La partecipazione democratica è allo stesso tempo l’obiettivo e il metodo di questo grande movimento sociale. La sua prima grande lotta è avviare un processo di vera democratizzazione delle molte terre occupate, troppo spesso gestite da mafiosi locali arroganti e violenti, con il pugno di ferro. Nella «ipolitiki ephilayo» l’esperienza di partecipazione concreta delle persone è la cosa più importante. Non ci sono avanguardie pseudo illuminate a guidare la lotta. Maka Siwe spiega questo concetto con poche parole: «La cosa più importante è l’assemblea che abbia mo ogni settimana. E’ li che si discute e si decide. L’assemblea è l’assemblea, non importa quanto ricco sei».

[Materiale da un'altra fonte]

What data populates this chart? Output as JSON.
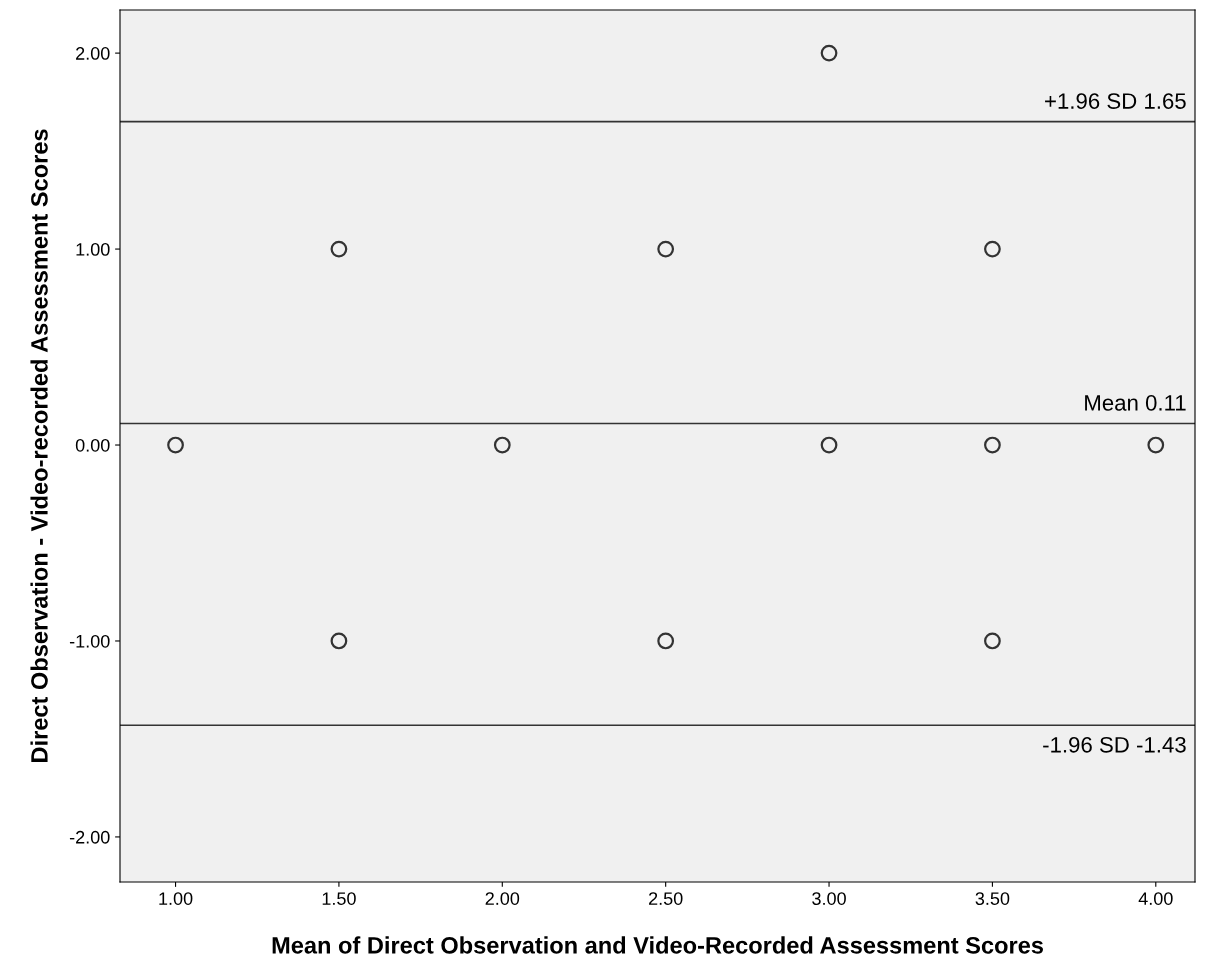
{
  "chart_data": {
    "type": "scatter",
    "xlabel": "Mean of Direct Observation and Video-Recorded Assessment Scores",
    "ylabel": "Direct Observation - Video-recorded Assessment Scores",
    "x": [
      1.0,
      1.5,
      1.5,
      2.0,
      2.5,
      2.5,
      3.0,
      3.0,
      3.5,
      3.5,
      3.5,
      4.0
    ],
    "series": [
      {
        "color": "#333333",
        "values": [
          0,
          1,
          -1,
          0,
          1,
          -1,
          2,
          0,
          1,
          0,
          -1,
          0
        ]
      }
    ],
    "xlim": [
      0.83,
      4.12
    ],
    "ylim": [
      -2.23,
      2.22
    ],
    "xticks": [
      {
        "value": 1,
        "label": "1.00"
      },
      {
        "value": 1.5,
        "label": "1.50"
      },
      {
        "value": 2,
        "label": "2.00"
      },
      {
        "value": 2.5,
        "label": "2.50"
      },
      {
        "value": 3,
        "label": "3.00"
      },
      {
        "value": 3.5,
        "label": "3.50"
      },
      {
        "value": 4,
        "label": "4.00"
      }
    ],
    "yticks": [
      {
        "value": -2,
        "label": "-2.00"
      },
      {
        "value": -1,
        "label": "-1.00"
      },
      {
        "value": 0,
        "label": "0.00"
      },
      {
        "value": 1,
        "label": "1.00"
      },
      {
        "value": 2,
        "label": "2.00"
      }
    ],
    "ref_lines": [
      {
        "axis": "y",
        "value": 1.65,
        "label": "+1.96 SD 1.65"
      },
      {
        "axis": "y",
        "value": 0.11,
        "label": "Mean 0.11"
      },
      {
        "axis": "y",
        "value": -1.43,
        "label": "-1.96 SD -1.43"
      }
    ],
    "marker": "circle",
    "grid": false
  }
}
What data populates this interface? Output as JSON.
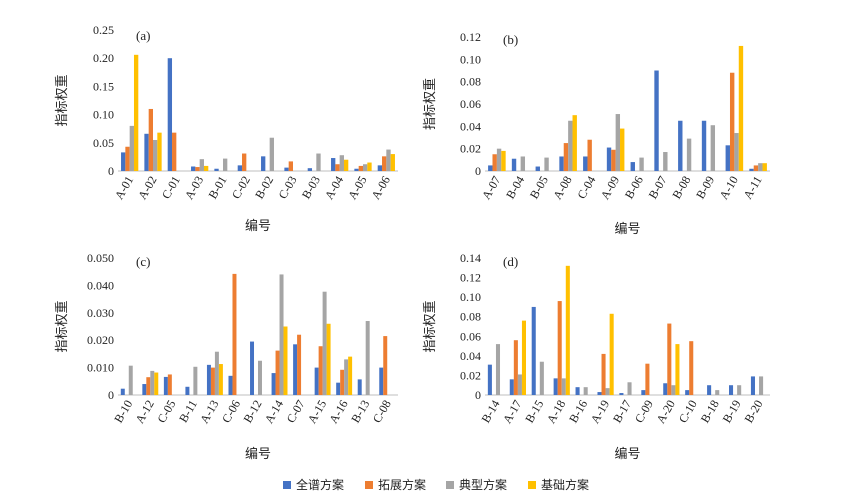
{
  "colors": {
    "全谱方案": "#4472C4",
    "拓展方案": "#ED7D31",
    "典型方案": "#A5A5A5",
    "基础方案": "#FFC000"
  },
  "legend": [
    "全谱方案",
    "拓展方案",
    "典型方案",
    "基础方案"
  ],
  "chart_data": [
    {
      "type": "bar",
      "panel_label": "(a)",
      "xlabel": "编号",
      "ylabel": "指标权重",
      "ylim": [
        0,
        0.25
      ],
      "yticks": [
        "0",
        "0.05",
        "0.10",
        "0.15",
        "0.20",
        "0.25"
      ],
      "categories": [
        "A-01",
        "A-02",
        "C-01",
        "A-03",
        "B-01",
        "C-02",
        "B-02",
        "C-03",
        "B-03",
        "A-04",
        "A-05",
        "A-06"
      ],
      "series": [
        {
          "name": "全谱方案",
          "values": [
            0.033,
            0.066,
            0.2,
            0.008,
            0.004,
            0.01,
            0.026,
            0.006,
            0.005,
            0.023,
            0.004,
            0.01
          ]
        },
        {
          "name": "拓展方案",
          "values": [
            0.043,
            0.11,
            0.068,
            0.007,
            0,
            0.031,
            0,
            0.017,
            0,
            0.012,
            0.009,
            0.026
          ]
        },
        {
          "name": "典型方案",
          "values": [
            0.08,
            0.055,
            0,
            0.021,
            0.022,
            0,
            0.059,
            0,
            0.031,
            0.028,
            0.012,
            0.038
          ]
        },
        {
          "name": "基础方案",
          "values": [
            0.206,
            0.068,
            0,
            0.009,
            0,
            0,
            0,
            0,
            0,
            0.02,
            0.015,
            0.03
          ]
        }
      ]
    },
    {
      "type": "bar",
      "panel_label": "(b)",
      "xlabel": "编号",
      "ylabel": "指标权重",
      "ylim": [
        0,
        0.12
      ],
      "yticks": [
        "0",
        "0.02",
        "0.04",
        "0.06",
        "0.08",
        "0.10",
        "0.12"
      ],
      "categories": [
        "A-07",
        "B-04",
        "B-05",
        "A-08",
        "C-04",
        "A-09",
        "B-06",
        "B-07",
        "B-08",
        "B-09",
        "A-10",
        "A-11"
      ],
      "series": [
        {
          "name": "全谱方案",
          "values": [
            0.005,
            0.011,
            0.004,
            0.013,
            0.013,
            0.021,
            0.008,
            0.09,
            0.045,
            0.045,
            0.023,
            0.002
          ]
        },
        {
          "name": "拓展方案",
          "values": [
            0.015,
            0,
            0,
            0.025,
            0.028,
            0.019,
            0,
            0,
            0,
            0,
            0.088,
            0.005
          ]
        },
        {
          "name": "典型方案",
          "values": [
            0.02,
            0.013,
            0.012,
            0.045,
            0,
            0.051,
            0.012,
            0.017,
            0.029,
            0.041,
            0.034,
            0.007
          ]
        },
        {
          "name": "基础方案",
          "values": [
            0.018,
            0,
            0,
            0.05,
            0,
            0.038,
            0,
            0,
            0,
            0,
            0.112,
            0.007
          ]
        }
      ]
    },
    {
      "type": "bar",
      "panel_label": "(c)",
      "xlabel": "编号",
      "ylabel": "指标权重",
      "ylim": [
        0,
        0.05
      ],
      "yticks": [
        "0",
        "0.010",
        "0.020",
        "0.030",
        "0.040",
        "0.050"
      ],
      "categories": [
        "B-10",
        "A-12",
        "C-05",
        "B-11",
        "A-13",
        "C-06",
        "B-12",
        "A-14",
        "C-07",
        "A-15",
        "A-16",
        "B-13",
        "C-08"
      ],
      "series": [
        {
          "name": "全谱方案",
          "values": [
            0.0023,
            0.004,
            0.0066,
            0.003,
            0.011,
            0.007,
            0.0195,
            0.008,
            0.0185,
            0.01,
            0.0045,
            0.0057,
            0.01
          ]
        },
        {
          "name": "拓展方案",
          "values": [
            0,
            0.0065,
            0.0075,
            0,
            0.01,
            0.0442,
            0,
            0.0162,
            0.022,
            0.0178,
            0.0092,
            0,
            0.0215
          ]
        },
        {
          "name": "典型方案",
          "values": [
            0.0107,
            0.0088,
            0,
            0.0103,
            0.0158,
            0,
            0.0125,
            0.044,
            0,
            0.0377,
            0.013,
            0.027,
            0
          ]
        },
        {
          "name": "基础方案",
          "values": [
            0,
            0.0082,
            0,
            0,
            0.0113,
            0,
            0,
            0.025,
            0,
            0.026,
            0.014,
            0,
            0
          ]
        }
      ]
    },
    {
      "type": "bar",
      "panel_label": "(d)",
      "xlabel": "编号",
      "ylabel": "指标权重",
      "ylim": [
        0,
        0.14
      ],
      "yticks": [
        "0",
        "0.02",
        "0.04",
        "0.06",
        "0.08",
        "0.10",
        "0.12",
        "0.14"
      ],
      "categories": [
        "B-14",
        "A-17",
        "B-15",
        "A-18",
        "B-16",
        "A-19",
        "B-17",
        "C-09",
        "A-20",
        "C-10",
        "B-18",
        "B-19",
        "B-20"
      ],
      "series": [
        {
          "name": "全谱方案",
          "values": [
            0.031,
            0.016,
            0.09,
            0.017,
            0.008,
            0.003,
            0.002,
            0.005,
            0.012,
            0.005,
            0.01,
            0.01,
            0.019
          ]
        },
        {
          "name": "拓展方案",
          "values": [
            0,
            0.056,
            0,
            0.096,
            0,
            0.042,
            0,
            0.032,
            0.073,
            0.055,
            0,
            0,
            0
          ]
        },
        {
          "name": "典型方案",
          "values": [
            0.052,
            0.021,
            0.034,
            0.017,
            0.008,
            0.007,
            0.013,
            0,
            0.01,
            0,
            0.005,
            0.01,
            0.019
          ]
        },
        {
          "name": "基础方案",
          "values": [
            0,
            0.076,
            0,
            0.132,
            0,
            0.083,
            0,
            0,
            0.052,
            0,
            0,
            0,
            0
          ]
        }
      ]
    }
  ]
}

Quella del movimento Abahlali è anche la politica dei poveri. Tutto il movimento è gestito da poveri e per i poveri. Questa scelta di non delegare a nessuno la lotta ha fatto andare su tutte le furie gli amministratori locali, ma anche molte Ong e persino qualche istituzione ecumenica. Mnikelo dice che «la lotta deve essere pensata e trasportata nei luoghi della nostra vera sofferenza. Ecco perchè, in contrapposizione con l’’università degli intellettuali’, che poi sono quelli che organizzano grandi conferenze per parlare dei poveri, noi abbiamo fondato l’università di Abahlali. Ai ricchi e a tutti quelli che parlano dei poveri, noi diciamo semplicemente che devono parlare con noi invece che per noi».